On April 8, 2015 the South Carolina Court of Appeals ruled that a 50-50 asset division in divorce cases can extend to “short term” marriages. Brown v Brown, Appellate Case No. 2013-001259. In a lengthy factual summary the court found that
Wife acknowledges—and we agree—that the parties’ eight-year marriage was not a long-term marriage. Despite this fact, we believe the family court acted within its well-fettered discretion in awarding Wife 49.60% of the marital estate. We find the circumstances of the parties’ marriage merit such an award as reflected by the family court’s thorough consideration of all the relevant factors from section 20-3- 620.
In arriving at this decision, the court relied upon the trial court’s detailed analysis of all of the statutory factors that must be considered in order to reach an equitable division of the assets acquired during the marriage. The key to understanding asset division in divorce in South Carolina is the word “equitable”.
Equitable means “dealing fairly and equally with all concerned”. I actually like most of factors in 20-3-620 as they require a court to look at the entire nature of the marriage, and not focus on one or two factors. For example, in the Brown matter, the fact that the marriage was “short term” and that husband made all of the money that contributed to the acquisition of the marital estate were only 2 of the 15 factors, all of which needed to be considered and balanced together.
While in Brown it was not disputed that husband had contributed all of the cash to the marital estate, the court did a good job of balancing this against wife’s “indirect” contributions: “we do not find the greater financial contributions outcome determinative, particularly when Wife’s indirect contributions to the marriage far outweighed those of Husband”.
Often times, as is our predilection as Americans, we overemphasize the value of material things. One of the criteria a court is specifically required to consider in making an equitable division of marital assets is the “homemaker contribution” found in 20-3-620(3): “…the contribution of the spouse as homemaker; provided, that the court shall consider the quality of the contribution as well as its factual existence”.
The homemaker contribution is not as easy to prove as material contributions, for obvious reasons, but it needs to be done in order to give a spouse who is not making the cash an even chance before a judge.

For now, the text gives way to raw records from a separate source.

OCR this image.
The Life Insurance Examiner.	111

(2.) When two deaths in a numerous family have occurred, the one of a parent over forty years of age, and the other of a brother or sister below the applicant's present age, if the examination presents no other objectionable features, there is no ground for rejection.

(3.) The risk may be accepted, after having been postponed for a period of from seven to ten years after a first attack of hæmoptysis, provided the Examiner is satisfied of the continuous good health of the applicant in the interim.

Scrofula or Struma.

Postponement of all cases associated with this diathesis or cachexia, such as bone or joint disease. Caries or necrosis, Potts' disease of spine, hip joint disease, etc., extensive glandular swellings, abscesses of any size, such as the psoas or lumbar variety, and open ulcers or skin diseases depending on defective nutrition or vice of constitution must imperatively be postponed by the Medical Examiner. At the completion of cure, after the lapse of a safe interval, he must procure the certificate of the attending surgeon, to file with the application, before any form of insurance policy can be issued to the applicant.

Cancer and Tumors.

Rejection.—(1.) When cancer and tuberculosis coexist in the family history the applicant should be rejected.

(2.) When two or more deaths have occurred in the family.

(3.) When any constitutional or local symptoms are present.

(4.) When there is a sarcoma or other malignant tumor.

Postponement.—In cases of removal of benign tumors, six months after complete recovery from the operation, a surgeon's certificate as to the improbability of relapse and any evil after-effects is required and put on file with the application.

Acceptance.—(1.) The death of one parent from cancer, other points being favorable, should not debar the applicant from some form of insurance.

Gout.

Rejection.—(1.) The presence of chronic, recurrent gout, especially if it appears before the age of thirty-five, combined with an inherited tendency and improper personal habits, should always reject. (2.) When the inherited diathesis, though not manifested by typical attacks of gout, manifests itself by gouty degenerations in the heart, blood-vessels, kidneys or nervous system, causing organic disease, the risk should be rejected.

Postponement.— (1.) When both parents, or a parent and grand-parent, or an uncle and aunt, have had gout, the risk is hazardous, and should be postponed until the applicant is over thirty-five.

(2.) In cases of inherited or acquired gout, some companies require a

For example, think of all the things a homemaker does every day that can not be easily quantified on a bank statement or in a real estate appraisal: Waking the kids up in the morning, making breakfast for the family, coordinating car-pools to and from school, monitoring homework, laundry, scheduling family activities, cleaning, maintaining family finances, etc.
A paper written several years ago attempts to measure the economic value of household production (the homemaker contribution), or work done in the home that includes childcare, cooking, shopping, housework, odd jobs, gardening, and schlepping around. It is estimated that these activities increase in household income by as much as 30%!
The attorney representing Ms. Brown clearly did an excellent job of presenting credible evidence to the trial court of his client’s non material contribution to the marital estate. Not only did this financially benefit Ms. Brown, it was also “equitable” as it dealt fairly with all concerned by considering all contributions made by both parties, whether tangible or intangible.